Bei uns geht es gut. Wir haben einige recht gemüthliche u. erhebende Tage in der Familie durchlebt. Karl kam gestern vor 8 Tagen, im Ganzen recht munter, nach glücklicher Absolvirung seiner Examenrede über die Vaterlandsliebe, hier an. Er sitzt jetzt eifrig über dem Horaz, in dem er zum Examen zu studiren hat. Am Mittwoch wurde Hermann eingesegnet. Ritter hielt eine recht warme u. innige Rede. Am Freitag gingen wir mit den beiden ältesten zum Abendmahle. Heute ist unsres Schlupp Geburtstag. Gott erhalte ihn uns so frisch u. munter in jeder || Hinsicht wie er es jetzt ist. Nachmittags haben die Kleinen Ostereiersuchen. Morgen Abend sind Clara u. ich bei Lisco’s in Berlin.
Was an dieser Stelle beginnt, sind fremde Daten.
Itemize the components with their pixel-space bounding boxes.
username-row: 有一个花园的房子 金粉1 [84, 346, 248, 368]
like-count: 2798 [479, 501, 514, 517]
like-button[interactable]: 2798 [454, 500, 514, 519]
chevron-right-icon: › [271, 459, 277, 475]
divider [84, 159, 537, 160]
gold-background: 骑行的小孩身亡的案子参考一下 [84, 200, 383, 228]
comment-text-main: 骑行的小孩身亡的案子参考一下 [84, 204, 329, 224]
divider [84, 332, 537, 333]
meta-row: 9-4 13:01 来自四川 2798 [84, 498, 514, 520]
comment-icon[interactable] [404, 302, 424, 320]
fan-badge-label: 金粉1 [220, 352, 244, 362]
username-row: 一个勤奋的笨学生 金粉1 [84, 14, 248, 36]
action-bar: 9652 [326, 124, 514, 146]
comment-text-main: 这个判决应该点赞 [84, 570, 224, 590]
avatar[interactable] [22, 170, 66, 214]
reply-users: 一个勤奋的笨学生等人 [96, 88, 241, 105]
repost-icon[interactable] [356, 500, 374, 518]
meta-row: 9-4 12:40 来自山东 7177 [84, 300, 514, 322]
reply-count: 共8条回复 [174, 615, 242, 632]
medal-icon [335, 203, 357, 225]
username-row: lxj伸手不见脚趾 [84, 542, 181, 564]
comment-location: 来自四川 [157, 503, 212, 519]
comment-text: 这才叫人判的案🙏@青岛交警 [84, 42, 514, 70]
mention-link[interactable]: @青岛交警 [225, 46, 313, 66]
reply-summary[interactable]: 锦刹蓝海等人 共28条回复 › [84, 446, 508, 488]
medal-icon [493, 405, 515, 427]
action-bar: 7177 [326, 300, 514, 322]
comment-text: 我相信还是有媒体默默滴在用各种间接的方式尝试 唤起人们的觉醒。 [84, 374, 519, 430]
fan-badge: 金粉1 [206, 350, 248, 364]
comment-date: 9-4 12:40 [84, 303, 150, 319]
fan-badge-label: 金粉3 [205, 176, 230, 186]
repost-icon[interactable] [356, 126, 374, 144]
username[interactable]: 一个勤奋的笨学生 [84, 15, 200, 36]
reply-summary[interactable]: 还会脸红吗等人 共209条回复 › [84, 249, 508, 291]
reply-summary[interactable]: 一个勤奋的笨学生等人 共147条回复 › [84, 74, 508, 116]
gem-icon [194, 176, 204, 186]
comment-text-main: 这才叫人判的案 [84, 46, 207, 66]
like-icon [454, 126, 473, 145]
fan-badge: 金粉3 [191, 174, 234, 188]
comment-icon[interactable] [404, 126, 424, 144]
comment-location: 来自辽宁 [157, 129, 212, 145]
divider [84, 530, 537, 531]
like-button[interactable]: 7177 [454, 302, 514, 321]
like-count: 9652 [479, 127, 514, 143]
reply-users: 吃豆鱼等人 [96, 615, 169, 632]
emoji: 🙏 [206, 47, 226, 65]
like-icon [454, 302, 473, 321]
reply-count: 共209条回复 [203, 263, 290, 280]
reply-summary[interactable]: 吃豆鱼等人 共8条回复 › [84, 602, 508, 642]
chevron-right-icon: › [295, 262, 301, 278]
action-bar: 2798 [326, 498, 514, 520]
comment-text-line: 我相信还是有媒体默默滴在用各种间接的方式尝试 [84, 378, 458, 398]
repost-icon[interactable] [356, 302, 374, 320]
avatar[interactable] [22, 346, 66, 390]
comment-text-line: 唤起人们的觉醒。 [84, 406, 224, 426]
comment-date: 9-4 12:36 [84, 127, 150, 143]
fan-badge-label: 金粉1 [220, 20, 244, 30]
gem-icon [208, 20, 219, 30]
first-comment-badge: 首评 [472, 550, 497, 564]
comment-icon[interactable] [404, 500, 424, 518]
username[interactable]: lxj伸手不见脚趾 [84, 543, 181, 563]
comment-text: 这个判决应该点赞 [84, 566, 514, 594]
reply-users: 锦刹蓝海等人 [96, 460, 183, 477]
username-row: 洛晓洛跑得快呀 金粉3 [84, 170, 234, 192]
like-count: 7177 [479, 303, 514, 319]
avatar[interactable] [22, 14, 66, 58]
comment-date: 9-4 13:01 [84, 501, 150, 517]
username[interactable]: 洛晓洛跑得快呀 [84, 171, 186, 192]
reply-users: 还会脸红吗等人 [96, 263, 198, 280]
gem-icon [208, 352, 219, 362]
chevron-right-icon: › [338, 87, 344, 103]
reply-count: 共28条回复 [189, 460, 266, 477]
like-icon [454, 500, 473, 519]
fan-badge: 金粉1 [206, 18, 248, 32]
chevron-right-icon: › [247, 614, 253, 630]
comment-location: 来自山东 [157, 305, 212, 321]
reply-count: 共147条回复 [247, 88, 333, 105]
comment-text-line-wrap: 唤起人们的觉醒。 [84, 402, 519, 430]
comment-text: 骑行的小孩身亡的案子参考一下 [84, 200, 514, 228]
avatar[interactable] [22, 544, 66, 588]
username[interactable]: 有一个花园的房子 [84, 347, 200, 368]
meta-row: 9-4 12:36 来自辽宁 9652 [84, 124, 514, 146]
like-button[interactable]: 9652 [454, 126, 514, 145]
Dienstag Nachmittag soll das junge Volk von Lisco’s und Jacobi’s hier bei uns zum Besuch sein. Walter Lisco (der 2te Sohn) ist jetzt mulus und will Jura in Heidelberg studiren, Gertrud Lisco (die älteste Tochter) eben ihr Lehrerin-Examen glücklich bestanden. Hermann, der Student, hat in den letzten Wochen krank bei Döll gelegen, wird aber wohl in diesen Tagen nach Berlin kommen, um zu Hause sich vollends auszukuriren.

– Tante Bertha ist in diesen Tagen in eine interimistische Wohnung, unter Onkel Julius, gezogen, hat nun aber auch endlich eine definitive Wohnung in der Dessauerstr. No. 36, parterre, gemiethet. Sie soll recht nett sein, wie unsre Anna uns erzählt. – Am Freitag Abend waren Theodor Bleek und Frau aus Sobernheim hier bei Wolff’s in Gesellschaft u. besuchten uns vorher. Ich habe mich recht gefreut, daß sie doch beide im Ganzen frisch sind. Er ist mir ein sehr lieber, innerlich mir nahe stehender Mensch, von trefflichem Sinn und ernstem Streben in Amt u. Leben. Er hat in der Kriegszeit viel durchgemacht und ist recht rührig gewesen.

Nun wünsche ich Dir und Deinen Begleitern daß Ihr gut Wetter auf Eurer Rückreise haben möget, u. Euch an Venedig, Ober Italien und Tyrol recht erfreut.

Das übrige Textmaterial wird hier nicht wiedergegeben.